Так правосудие всевышнего мстителя и в сем мире карает иногда исполинов бесчеловечия, более для примера, нежели для их исправления: ибо есть, кажется, предел во зле, за коим уже нет истинного раскаяния; нет свободного, решительного возврата к добру: есть только мука, начало адской, без надежды и перемены сердца. Иоанн стоял уже далеко за сим роковым пределом: исправление такого мучителя могло бы соблазнить людей слабых… Несколько времени он тосковал ужасно; не знал мирного сна: ночью, как бы устрашаемый привидениями, вскакивал, падал с ложа, валялся среди комнаты, стенал, вопил; утихал только от изнурения сил; забывался в минутной дремоте на полу, где клали для него тюфяк и изголовье; ждал и боялся утреннего света, боясь видеть людей и явить им на лице своем муку сыноубийцы.

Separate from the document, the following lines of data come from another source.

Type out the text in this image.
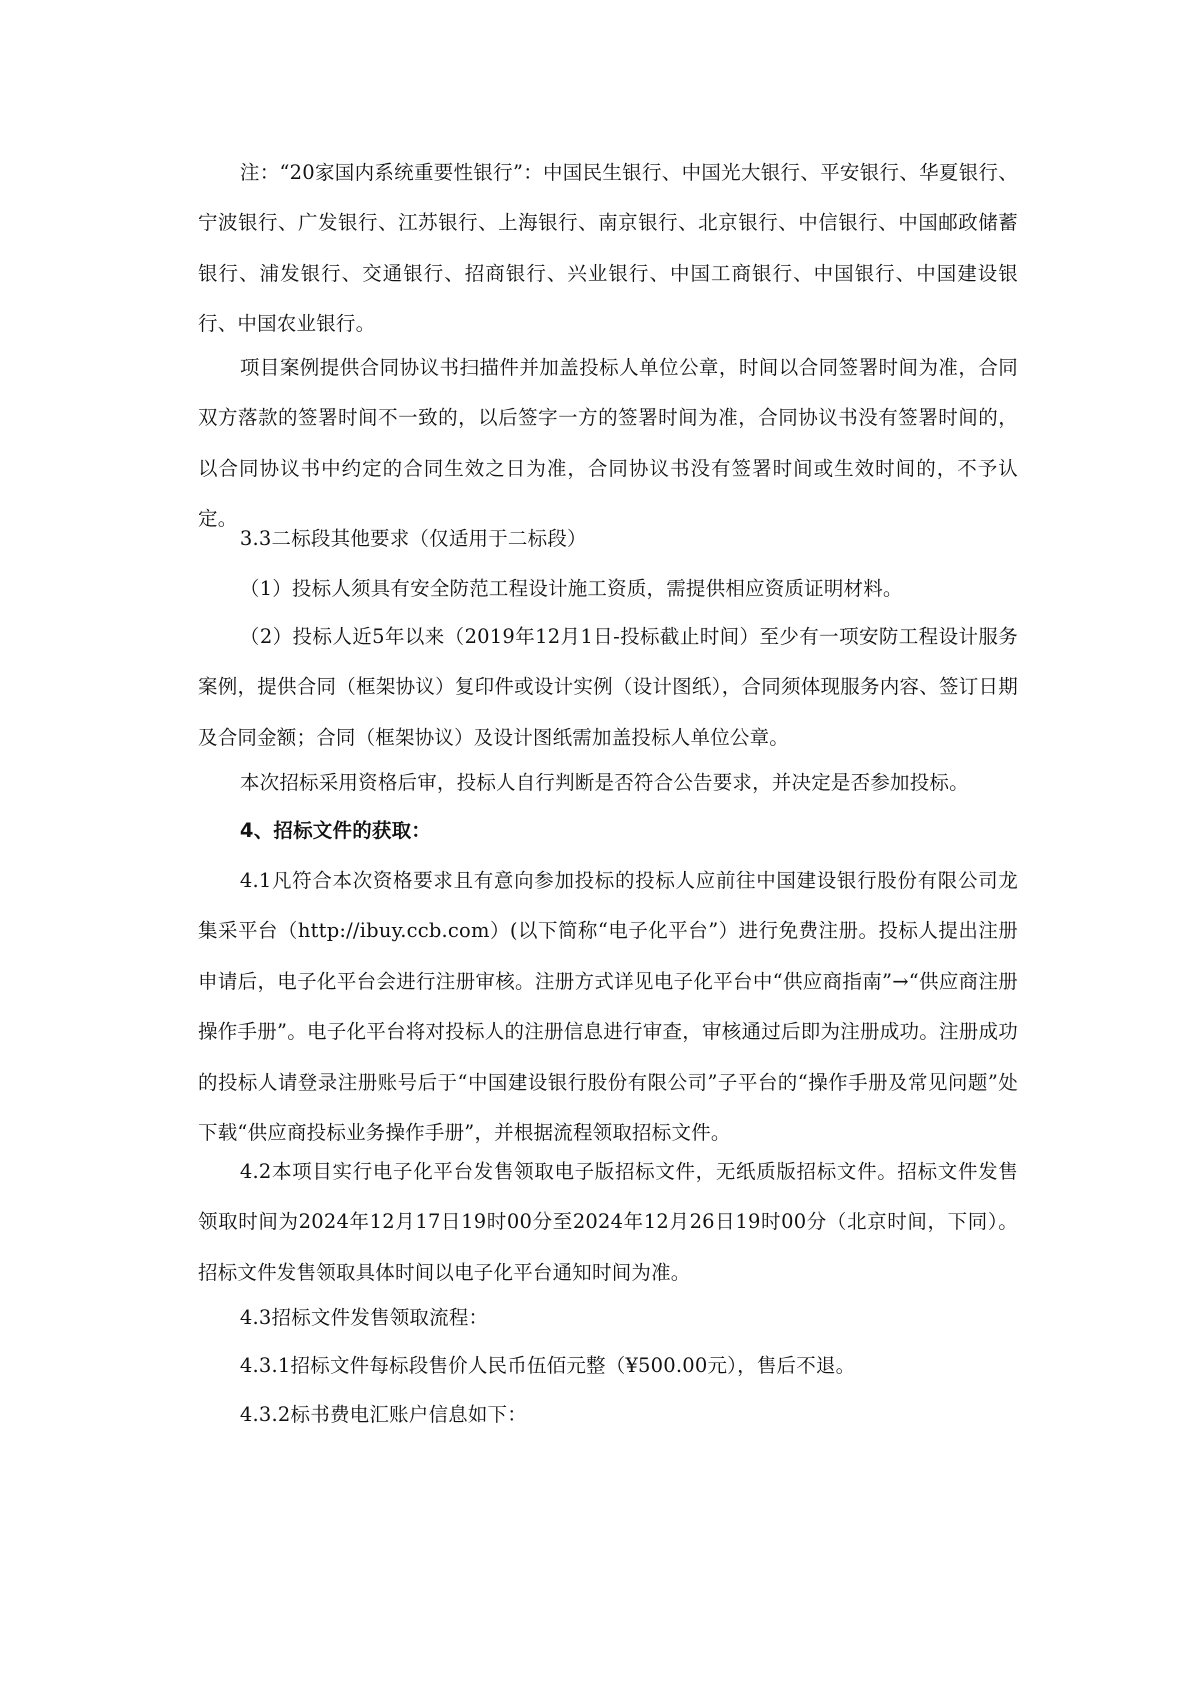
注：“20家国内系统重要性银行”：中国民生银行、中国光大银行、平安银行、华夏银行、宁波银行、广发银行、江苏银行、上海银行、南京银行、北京银行、中信银行、中国邮政储蓄银行、浦发银行、交通银行、招商银行、兴业银行、中国工商银行、中国银行、中国建设银行、中国农业银行。

项目案例提供合同协议书扫描件并加盖投标人单位公章，时间以合同签署时间为准，合同双方落款的签署时间不一致的，以后签字一方的签署时间为准，合同协议书没有签署时间的，以合同协议书中约定的合同生效之日为准，合同协议书没有签署时间或生效时间的，不予认定。

3.3二标段其他要求（仅适用于二标段）

（1）投标人须具有安全防范工程设计施工资质，需提供相应资质证明材料。

（2）投标人近5年以来（2019年12月1日-投标截止时间）至少有一项安防工程设计服务案例，提供合同（框架协议）复印件或设计实例（设计图纸），合同须体现服务内容、签订日期及合同金额；合同（框架协议）及设计图纸需加盖投标人单位公章。

本次招标采用资格后审，投标人自行判断是否符合公告要求，并决定是否参加投标。

4、招标文件的获取：

4.1凡符合本次资格要求且有意向参加投标的投标人应前往中国建设银行股份有限公司龙集采平台（http://ibuy.ccb.com）(以下简称“电子化平台”）进行免费注册。投标人提出注册申请后，电子化平台会进行注册审核。注册方式详见电子化平台中“供应商指南”→“供应商注册操作手册”。电子化平台将对投标人的注册信息进行审查，审核通过后即为注册成功。注册成功的投标人请登录注册账号后于“中国建设银行股份有限公司”子平台的“操作手册及常见问题”处下载“供应商投标业务操作手册”，并根据流程领取招标文件。

4.2本项目实行电子化平台发售领取电子版招标文件，无纸质版招标文件。招标文件发售领取时间为2024年12月17日19时00分至2024年12月26日19时00分（北京时间，下同）。招标文件发售领取具体时间以电子化平台通知时间为准。

4.3招标文件发售领取流程：

4.3.1招标文件每标段售价人民币伍佰元整（¥500.00元），售后不退。

4.3.2标书费电汇账户信息如下：
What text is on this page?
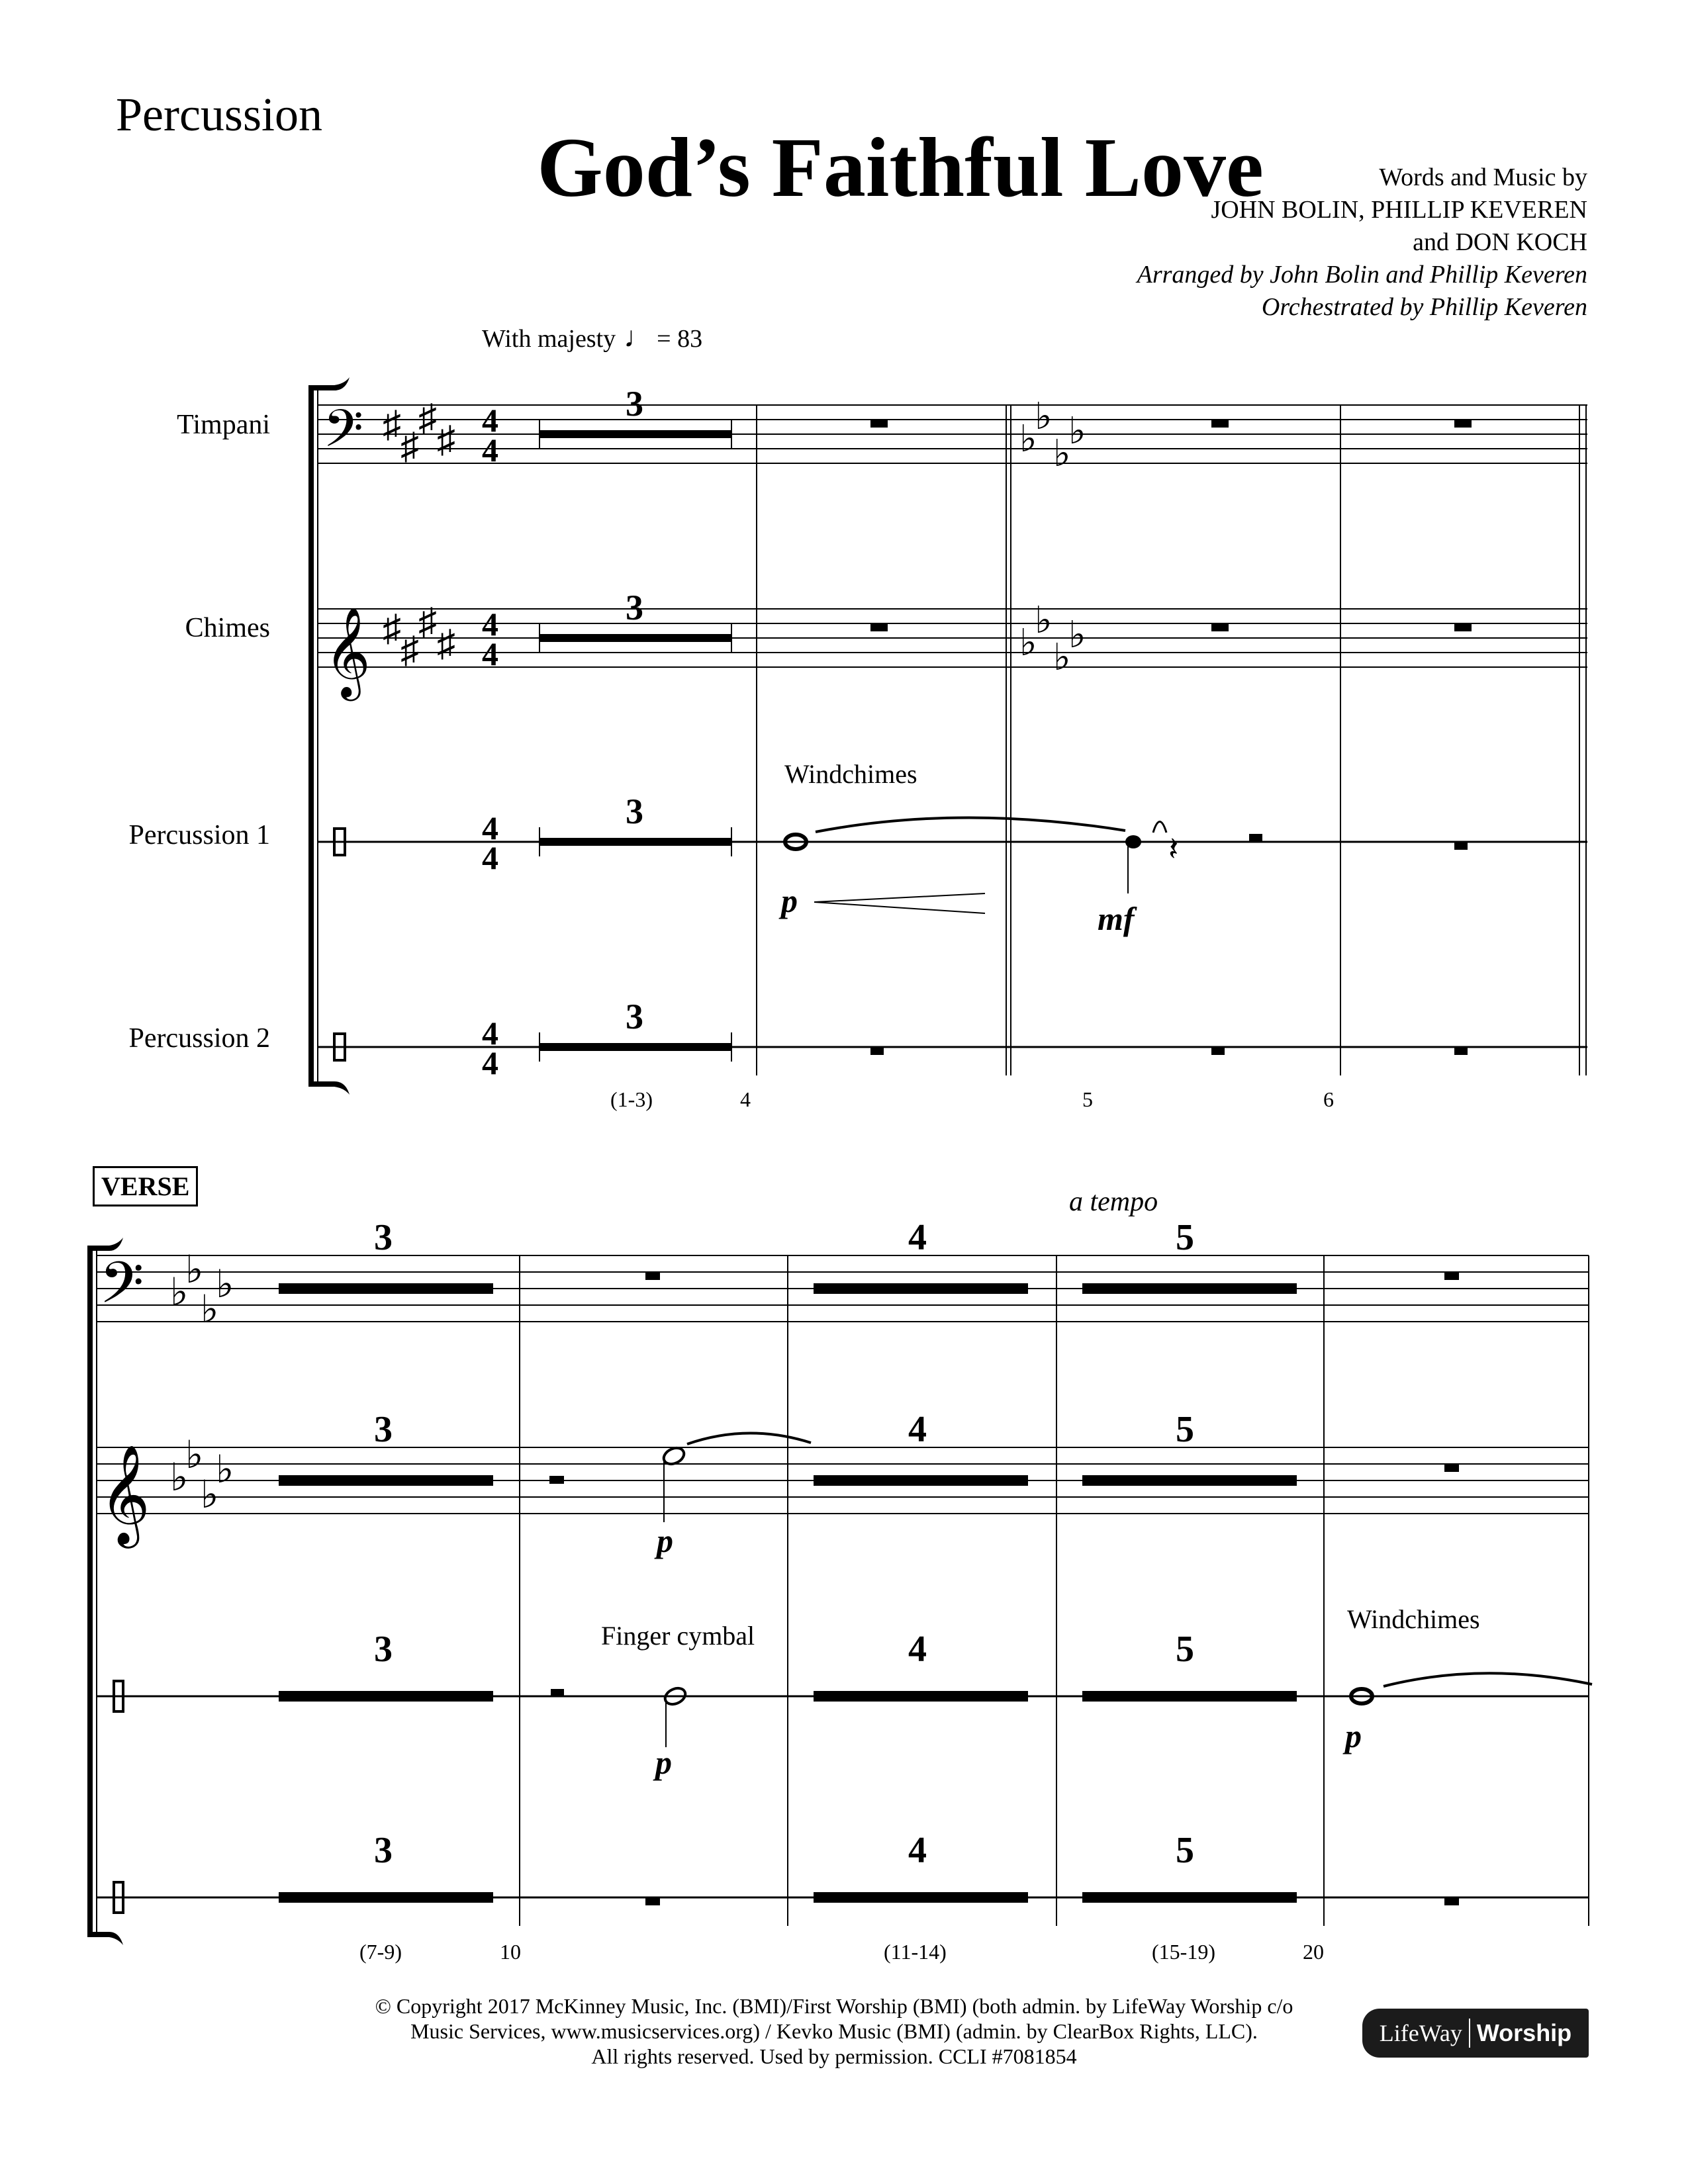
Percussion
God’s Faithful Love	Words and Music by
JOHN BOLIN, PHILLIP KEVEREN
and DON KOCH
Arranged by John Bolin and Phillip Keveren
Orchestrated by Phillip Keveren
With majesty ♩ = 83
Timpani
Chimes
Percussion 1
Percussion 2
𝄢
𝄞
♯
♯
♯
♯
♯
♯
♯
♯
4
4
4
4
4
4
4
4
♭
♭
♭
♭
♭
♭
♭
♭
𝄽
3
3
3
3
Windchimes
p	mf
(1-3)	4	5	6
VERSE
a tempo
𝄢
𝄞
♭
♭
♭
♭
♭
♭
♭
♭
3	4	5
3	4	5
3	4	5
3	4	5
p
Finger cymbal
p
Windchimes
p
(7-9)	10	(11-14)	(15-19)	20
© Copyright 2017 McKinney Music, Inc. (BMI)/First Worship (BMI) (both admin. by LifeWay Worship c/o
Music Services, www.musicservices.org) / Kevko Music (BMI) (admin. by ClearBox Rights, LLC).
All rights reserved. Used by permission. CCLI #7081854
LifeWay Worship
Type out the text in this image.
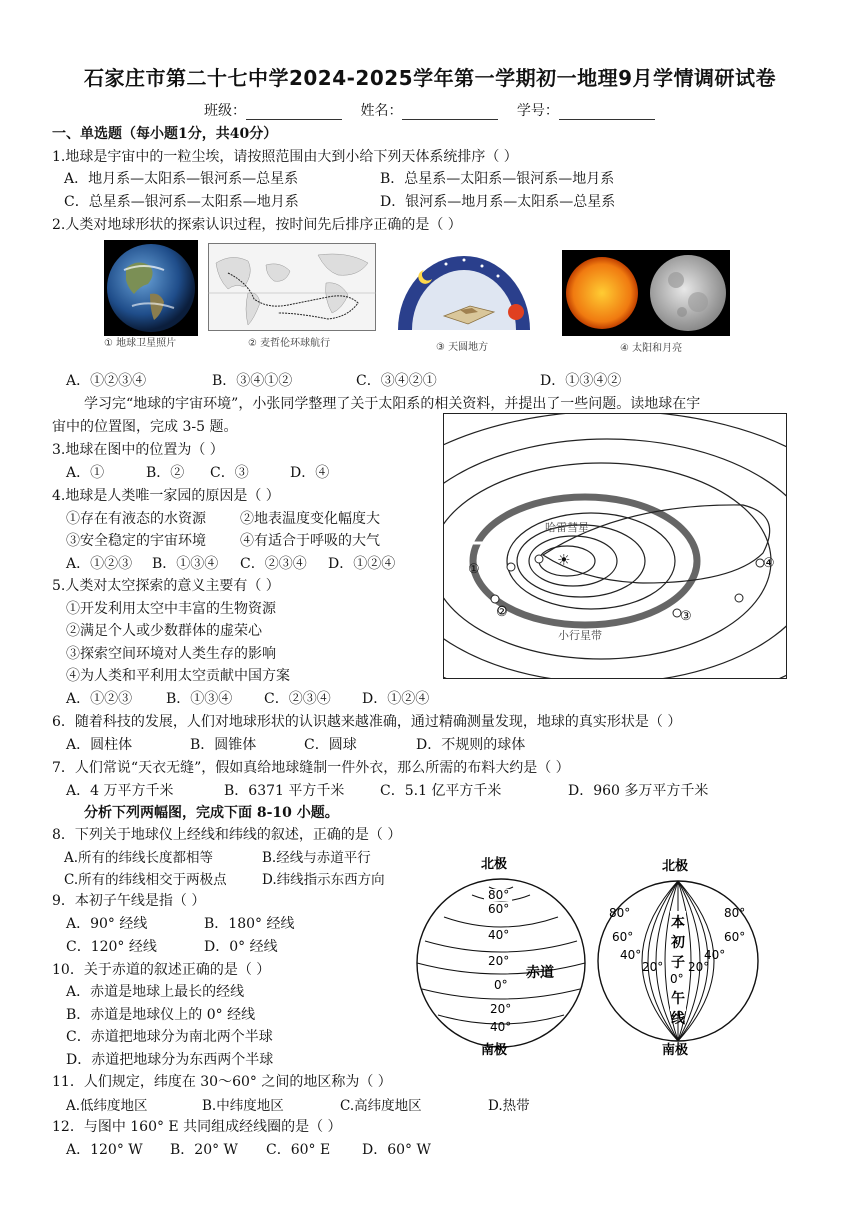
石家庄市第二十七中学2024-2025学年第一学期初一地理9月学情调研试卷
班级：	姓名：	学号：
一、单选题（每小题1分，共40分）
1.地球是宇宙中的一粒尘埃，请按照范围由大到小给下列天体系统排序（ ）
A．地月系—太阳系—银河系—总星系	B．总星系—太阳系—银河系—地月系
C．总星系—银河系—太阳系—地月系	D．银河系—地月系—太阳系—总星系
2.人类对地球形状的探索认识过程，按时间先后排序正确的是（ ）
① 地球卫星照片	② 麦哲伦环球航行	③ 天圆地方	④ 太阳和月亮
A．①②③④	B．③④①②	C．③④②①	D．①③④②
学习完“地球的宇宙环境”，小张同学整理了关于太阳系的相关资料，并提出了一些问题。读地球在宇
宙中的位置图，完成 3-5 题。
3.地球在图中的位置为（ ）
A．①	B．② C．③	D．④
4.地球是人类唯一家园的原因是（ ）
①存在有液态的水资源 ②地表温度变化幅度大
③安全稳定的宇宙环境 ④有适合于呼吸的大气
A．①②③ B．①③④ C．②③④ D．①②④
5.人类对太空探索的意义主要有（ ）
①开发利用太空中丰富的生物资源
②满足个人或少数群体的虚荣心
③探索空间环境对人类生存的影响
④为人类和平利用太空贡献中国方案
A．①②③ B．①③④ C．②③④ D．①②④
哈雷彗星
小行星带
☀
①
②	③
④
6．随着科技的发展，人们对地球形状的认识越来越准确，通过精确测量发现，地球的真实形状是（ ）
A．圆柱体	B．圆锥体	C．圆球	D．不规则的球体
7．人们常说“天衣无缝”，假如真给地球缝制一件外衣，那么所需的布料大约是（ ）
A．4 万平方千米	B．6371 平方千米	C．5.1 亿平方千米	D．960 多万平方千米
分析下列两幅图，完成下面 8-10 小题。
8．下列关于地球仪上经线和纬线的叙述，正确的是（ ）
A.所有的纬线长度都相等	B.经线与赤道平行
C.所有的纬线相交于两极点	D.纬线指示东西方向
9．本初子午线是指（ ）
A．90° 经线	B．180° 经线
C．120° 经线	D．0° 经线
10．关于赤道的叙述正确的是（ ）
A．赤道是地球上最长的经线
B．赤道是地球仪上的 0° 经线
C．赤道把地球分为南北两个半球
D．赤道把地球分为东西两个半球
11．人们规定，纬度在 30～60° 之间的地区称为（ ）
A.低纬度地区	B.中纬度地区	C.高纬度地区	D.热带
12．与图中 160° E 共同组成经线圈的是（ ）
A．120° W B．20° W C．60° E D．60° W
北极
80°
60°
40°
20°
0°
20°
40°
赤道
南极
北极
本
初
子
0°
午
线
80°
60°
40°
20° 20°
40°
60°
80°
南极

В сем душевном волнении Иоанн призвал знатнейших мужей государственных и сказал торжественно, что ему, столь жестоко наказанному богом, остается кончить дни в уединении монастырском; что меньший его сын, Феодор, не способен управлять Россиею и не мог бы царствовать долго; что бояре должны избрать государя достойного, коему он немедленно вручит державу и сдаст царство. Все изумились: одни верили искренности Иоанновой и были тронуты до глубины сердца; другие опасались коварства, думая, что государь желает только выведать их тайные мысли и что ни им, ни тому, кого они признали бы достойным венца, не миновать лютой казни. Единодушным ответом было: «Не оставляй нас; не хотим царя, кроме богом данного, тебя и твоего сына!» Иоанн как бы невольно согласился носить еще тягость правления; но удалил от глаз своих все предметы величия, богатства и пышности; отвергнул корону и скипетр; облек себя и двор в одежду скорби; служил панихиды и каялся; послал 10000 рублей в Константинополь, Антиохию, Александрию, Иерусалим, к патриархам, да молятся об успокоении души царевича, – и сам наконец успокоился! Хотя, как пишут, он не преставал оплакивать любимого сына и даже в веселых разговорах часто воспоминал об нем со слезами, но, следственно, мог снова веселиться; снова, если верить чужеземным историкам, свирепствовал и казнил многих людей воинских, которые будто бы малодушно сдавали крепости Баторию, хотя сами враги наши должны были признать тогда россиян храбрейшими, неодолимыми защитниками городов.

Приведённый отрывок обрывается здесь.